How fortunate the Summer Olympics were playing in the background when I called a cousin in August of 2012, and asked about a long-lost grandaunt who had divorced from her husband in New York City and moved to Virginia in the 1930s.
After doing genealogy research for decades, I was set on finding the descendants of the siblings of my husband’s paternal grandfather who had not been heard from in many, many years.
While speaking with Isa, I could hear the familiar sounds of the Olympic rallying cries. What I had no idea would happen is that she would actually call her husband to the phone to tell me that his mother spoke of a second cousin or someone in the family from Virginia, who won the bronze medal for the United States, in the 1964 Summer Olympics, in Japan; Mike even remembered the champion’s name, Jim Bregman.* That was all the information this consummate researcher needed to fill in the final puzzle pieces of that branch of the family tree.

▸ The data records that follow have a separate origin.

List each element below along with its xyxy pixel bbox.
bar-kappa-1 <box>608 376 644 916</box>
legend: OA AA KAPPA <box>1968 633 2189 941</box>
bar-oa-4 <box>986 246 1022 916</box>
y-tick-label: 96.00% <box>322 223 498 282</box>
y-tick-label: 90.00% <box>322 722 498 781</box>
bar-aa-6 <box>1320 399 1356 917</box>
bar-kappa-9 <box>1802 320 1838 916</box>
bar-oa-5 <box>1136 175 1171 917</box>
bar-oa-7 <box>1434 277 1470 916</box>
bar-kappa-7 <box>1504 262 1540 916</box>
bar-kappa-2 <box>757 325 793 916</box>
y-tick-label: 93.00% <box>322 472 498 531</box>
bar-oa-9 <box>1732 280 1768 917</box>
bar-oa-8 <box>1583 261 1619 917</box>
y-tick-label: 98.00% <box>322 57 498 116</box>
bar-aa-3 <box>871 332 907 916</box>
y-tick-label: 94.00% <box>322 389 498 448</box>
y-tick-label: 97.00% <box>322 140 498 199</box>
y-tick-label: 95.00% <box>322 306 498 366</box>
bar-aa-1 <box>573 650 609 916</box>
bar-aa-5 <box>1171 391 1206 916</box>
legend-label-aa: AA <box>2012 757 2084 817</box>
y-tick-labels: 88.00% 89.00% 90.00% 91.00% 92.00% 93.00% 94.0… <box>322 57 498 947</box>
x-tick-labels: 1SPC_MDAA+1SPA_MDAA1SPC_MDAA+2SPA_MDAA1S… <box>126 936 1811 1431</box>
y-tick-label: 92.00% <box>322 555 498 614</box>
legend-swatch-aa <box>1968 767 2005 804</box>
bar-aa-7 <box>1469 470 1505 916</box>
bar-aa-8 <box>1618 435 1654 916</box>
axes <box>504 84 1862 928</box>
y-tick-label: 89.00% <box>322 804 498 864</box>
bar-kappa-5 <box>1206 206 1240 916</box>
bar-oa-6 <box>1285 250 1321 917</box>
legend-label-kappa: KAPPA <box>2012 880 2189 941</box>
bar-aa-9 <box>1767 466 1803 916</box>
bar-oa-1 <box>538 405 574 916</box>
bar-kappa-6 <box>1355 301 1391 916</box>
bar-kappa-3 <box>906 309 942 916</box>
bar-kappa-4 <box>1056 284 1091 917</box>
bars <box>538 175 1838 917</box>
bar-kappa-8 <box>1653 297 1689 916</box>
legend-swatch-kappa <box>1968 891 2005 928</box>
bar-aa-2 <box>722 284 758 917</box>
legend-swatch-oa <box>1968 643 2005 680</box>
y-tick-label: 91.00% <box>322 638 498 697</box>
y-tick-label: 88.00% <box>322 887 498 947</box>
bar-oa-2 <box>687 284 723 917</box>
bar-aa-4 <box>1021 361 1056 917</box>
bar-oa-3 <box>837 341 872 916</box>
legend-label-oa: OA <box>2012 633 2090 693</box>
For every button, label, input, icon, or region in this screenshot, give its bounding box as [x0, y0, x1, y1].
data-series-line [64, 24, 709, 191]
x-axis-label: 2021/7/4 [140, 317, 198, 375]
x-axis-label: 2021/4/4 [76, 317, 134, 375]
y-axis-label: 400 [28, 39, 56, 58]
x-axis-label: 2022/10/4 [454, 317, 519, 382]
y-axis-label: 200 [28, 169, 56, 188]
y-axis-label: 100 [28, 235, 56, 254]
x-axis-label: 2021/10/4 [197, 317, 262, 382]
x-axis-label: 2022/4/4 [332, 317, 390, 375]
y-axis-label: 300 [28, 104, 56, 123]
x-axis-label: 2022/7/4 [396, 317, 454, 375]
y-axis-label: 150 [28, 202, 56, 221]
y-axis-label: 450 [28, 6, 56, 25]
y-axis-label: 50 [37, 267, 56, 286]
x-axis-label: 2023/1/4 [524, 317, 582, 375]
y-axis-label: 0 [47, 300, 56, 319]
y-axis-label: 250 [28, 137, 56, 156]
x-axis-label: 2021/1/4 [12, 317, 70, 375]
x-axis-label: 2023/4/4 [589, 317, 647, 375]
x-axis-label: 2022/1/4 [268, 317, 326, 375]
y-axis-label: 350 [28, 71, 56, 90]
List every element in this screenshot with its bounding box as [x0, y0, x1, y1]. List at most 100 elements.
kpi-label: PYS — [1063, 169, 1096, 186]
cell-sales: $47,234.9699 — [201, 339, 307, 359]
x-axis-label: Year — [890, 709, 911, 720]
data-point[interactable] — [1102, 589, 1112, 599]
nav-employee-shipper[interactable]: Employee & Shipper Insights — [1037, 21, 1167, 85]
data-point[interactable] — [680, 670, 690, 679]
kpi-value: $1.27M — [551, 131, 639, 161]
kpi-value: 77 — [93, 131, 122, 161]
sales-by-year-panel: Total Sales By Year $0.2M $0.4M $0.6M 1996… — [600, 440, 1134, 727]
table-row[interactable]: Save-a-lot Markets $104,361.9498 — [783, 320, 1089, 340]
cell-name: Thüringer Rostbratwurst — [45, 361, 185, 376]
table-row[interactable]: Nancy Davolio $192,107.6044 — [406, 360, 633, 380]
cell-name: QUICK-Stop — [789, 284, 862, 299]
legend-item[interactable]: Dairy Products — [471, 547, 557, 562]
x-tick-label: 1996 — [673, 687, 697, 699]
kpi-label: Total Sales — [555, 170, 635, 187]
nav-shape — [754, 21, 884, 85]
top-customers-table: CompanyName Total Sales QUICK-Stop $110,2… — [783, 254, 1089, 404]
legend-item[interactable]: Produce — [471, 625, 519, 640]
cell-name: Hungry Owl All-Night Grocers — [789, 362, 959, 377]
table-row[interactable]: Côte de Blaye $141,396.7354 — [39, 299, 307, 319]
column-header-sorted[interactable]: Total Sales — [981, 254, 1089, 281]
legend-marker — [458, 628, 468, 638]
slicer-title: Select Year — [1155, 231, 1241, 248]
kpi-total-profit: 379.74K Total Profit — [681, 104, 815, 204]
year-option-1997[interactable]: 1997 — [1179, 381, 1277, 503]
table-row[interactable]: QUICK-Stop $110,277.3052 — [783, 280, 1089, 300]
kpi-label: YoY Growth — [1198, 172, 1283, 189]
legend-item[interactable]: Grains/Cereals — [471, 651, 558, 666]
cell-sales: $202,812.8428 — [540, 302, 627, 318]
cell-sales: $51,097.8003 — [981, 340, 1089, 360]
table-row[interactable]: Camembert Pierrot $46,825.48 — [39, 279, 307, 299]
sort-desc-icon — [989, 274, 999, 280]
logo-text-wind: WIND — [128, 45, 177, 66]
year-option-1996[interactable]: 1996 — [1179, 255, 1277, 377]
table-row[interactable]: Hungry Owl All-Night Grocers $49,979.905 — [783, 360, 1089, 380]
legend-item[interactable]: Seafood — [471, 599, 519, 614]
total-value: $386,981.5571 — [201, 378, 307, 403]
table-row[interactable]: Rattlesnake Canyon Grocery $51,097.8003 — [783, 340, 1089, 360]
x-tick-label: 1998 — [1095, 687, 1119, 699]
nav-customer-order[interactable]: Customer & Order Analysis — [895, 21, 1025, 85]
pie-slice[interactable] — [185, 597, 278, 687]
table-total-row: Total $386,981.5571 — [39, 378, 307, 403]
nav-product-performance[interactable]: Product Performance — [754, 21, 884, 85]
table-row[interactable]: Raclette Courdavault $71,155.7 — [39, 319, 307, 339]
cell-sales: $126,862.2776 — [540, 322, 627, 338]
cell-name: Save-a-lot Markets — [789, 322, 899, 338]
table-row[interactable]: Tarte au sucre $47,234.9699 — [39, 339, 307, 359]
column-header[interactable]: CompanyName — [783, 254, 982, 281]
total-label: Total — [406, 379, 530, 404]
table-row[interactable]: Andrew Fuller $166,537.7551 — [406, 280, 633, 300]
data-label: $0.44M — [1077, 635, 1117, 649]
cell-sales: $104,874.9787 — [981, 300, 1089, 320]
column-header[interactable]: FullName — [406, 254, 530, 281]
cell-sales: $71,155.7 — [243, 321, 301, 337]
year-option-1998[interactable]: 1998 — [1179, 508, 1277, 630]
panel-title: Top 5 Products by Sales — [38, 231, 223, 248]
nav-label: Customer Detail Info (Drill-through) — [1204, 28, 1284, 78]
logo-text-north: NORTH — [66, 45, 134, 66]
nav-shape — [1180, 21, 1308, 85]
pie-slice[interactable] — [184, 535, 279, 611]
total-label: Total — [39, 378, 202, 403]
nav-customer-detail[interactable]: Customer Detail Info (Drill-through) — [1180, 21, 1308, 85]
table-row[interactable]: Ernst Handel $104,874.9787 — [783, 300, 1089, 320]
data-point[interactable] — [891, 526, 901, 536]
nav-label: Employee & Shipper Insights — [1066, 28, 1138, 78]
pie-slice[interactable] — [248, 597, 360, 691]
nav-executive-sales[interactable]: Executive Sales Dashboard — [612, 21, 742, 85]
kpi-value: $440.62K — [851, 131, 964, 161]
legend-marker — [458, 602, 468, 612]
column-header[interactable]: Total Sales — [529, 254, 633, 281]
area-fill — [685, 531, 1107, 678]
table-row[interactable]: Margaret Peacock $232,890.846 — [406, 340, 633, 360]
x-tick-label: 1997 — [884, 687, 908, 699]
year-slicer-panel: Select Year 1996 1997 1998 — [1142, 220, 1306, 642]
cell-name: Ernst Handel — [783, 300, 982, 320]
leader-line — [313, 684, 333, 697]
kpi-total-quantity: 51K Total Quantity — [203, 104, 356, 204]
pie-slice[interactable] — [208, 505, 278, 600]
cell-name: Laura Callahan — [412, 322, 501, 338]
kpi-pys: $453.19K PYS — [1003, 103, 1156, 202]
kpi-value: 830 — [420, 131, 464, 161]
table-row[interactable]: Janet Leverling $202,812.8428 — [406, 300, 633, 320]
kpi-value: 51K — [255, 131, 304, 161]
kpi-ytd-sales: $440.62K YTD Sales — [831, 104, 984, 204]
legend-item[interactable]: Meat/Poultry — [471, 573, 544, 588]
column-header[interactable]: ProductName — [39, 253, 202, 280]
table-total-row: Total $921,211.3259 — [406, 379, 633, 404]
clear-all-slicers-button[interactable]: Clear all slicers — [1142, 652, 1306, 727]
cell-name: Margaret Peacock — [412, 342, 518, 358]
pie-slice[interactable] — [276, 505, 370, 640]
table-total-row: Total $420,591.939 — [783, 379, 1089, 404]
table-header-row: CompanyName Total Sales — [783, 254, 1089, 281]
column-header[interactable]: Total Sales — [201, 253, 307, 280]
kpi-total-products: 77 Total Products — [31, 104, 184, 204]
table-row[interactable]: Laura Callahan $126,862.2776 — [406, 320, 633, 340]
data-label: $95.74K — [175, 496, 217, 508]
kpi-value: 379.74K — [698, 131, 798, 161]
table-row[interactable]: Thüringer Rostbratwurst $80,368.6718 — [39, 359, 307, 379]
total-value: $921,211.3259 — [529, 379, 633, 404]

There’s so much more to this story but I’ll be brief for my blog post. I contacted a welcoming Jim and he, in turn, got me in touch with his first cousin Frane. Frane, being several years older than Jim, remembered her monthly rides by car and ferry, before the construction of major highways, to get to her mother’s aunt and uncle (my husband’s paternal grandparents) in Elizabeth, New Jersey, to freshen up en route to her paternal grandparents in New York and a visit to her maternal great-grandmother (my husband’s paternal great-grandmother), also in New York.
At the Cohen house in Elizabeth, Frane recalls that with her aunt and uncle’s 14 children, there was always someone awake and something cooking on the stove, no matter what time of day or night her family arrived. She marvels at the fact that even though it was wartime, and there was gas rationing, they always had sufficient fuel to make the trip. After her father’s untimely passing in January of 1951, she wondered for years whatever happened to the family in Elizabeth. An emotional Frane broke into tears when we spoke.
My husband and I spend a week in Florida in February, and since that first conversation we always make a point of traveling to visit Frane and her husband Joel in Lake Worth. This year, Jim and his younger brother Howard specifically arranged their visit from Virginia, where Jim and Terry live and Maryland, where Howard and his wife Barbara live, timing their visit to Frane and Joel to coincide with ours. What a memorable seven hours of intellectual conversation and nostalgia the day turned out to be.
As Jim saw in the Olympics and I learned with the games playing in the background when I asked the opportune question, timing is everything. Amen.
From Wikipedia, the free encyclopedia https://en.wikipedia.org/wiki/Jim_Bregman#mw-head
James Bregman (born November 17, 1941, in Arlington, Virginia) was a member of the first American team to compete in judo in the Summer Olympics. He is of the Jewish faith. He started Judo at the age of 12 and went to college in Japan.
In 1964 he won the AAU Senior National Judo Championship.
Judo was first in included in the 1964 Summer Olympics in Tokyo, and Bregman won a bronze medal in the under 80 kg category in those games—the only American to bring home a medal in judo in the 1964 Summer Games.
The judo world sometimes speaks with pride of the 1964 US Olympic Judo Team as consisting of an American Jew, an African-American, a Japanese-American, and a Native American (see Nishioka's book in the references, below).
In 1965 he won a gold medal at the Pan American Championships in the 176 pound division. He also won a gold medal in the Maccabiah Games that year. Additionally, in 1965, Jim Bregman became the first American to win a medal in the World Championships held in São Paulo, Brazil. He won another Bronze at that competition. Bregman has continued to be involved in the American judo community, serving three times as President of the United States Judo Association the organization which [he] helped found in 1968.
In January 2018, Bregman was promoted to the highest judo rank of Judan (10th Degree Black Belt) by the United States Judo Association.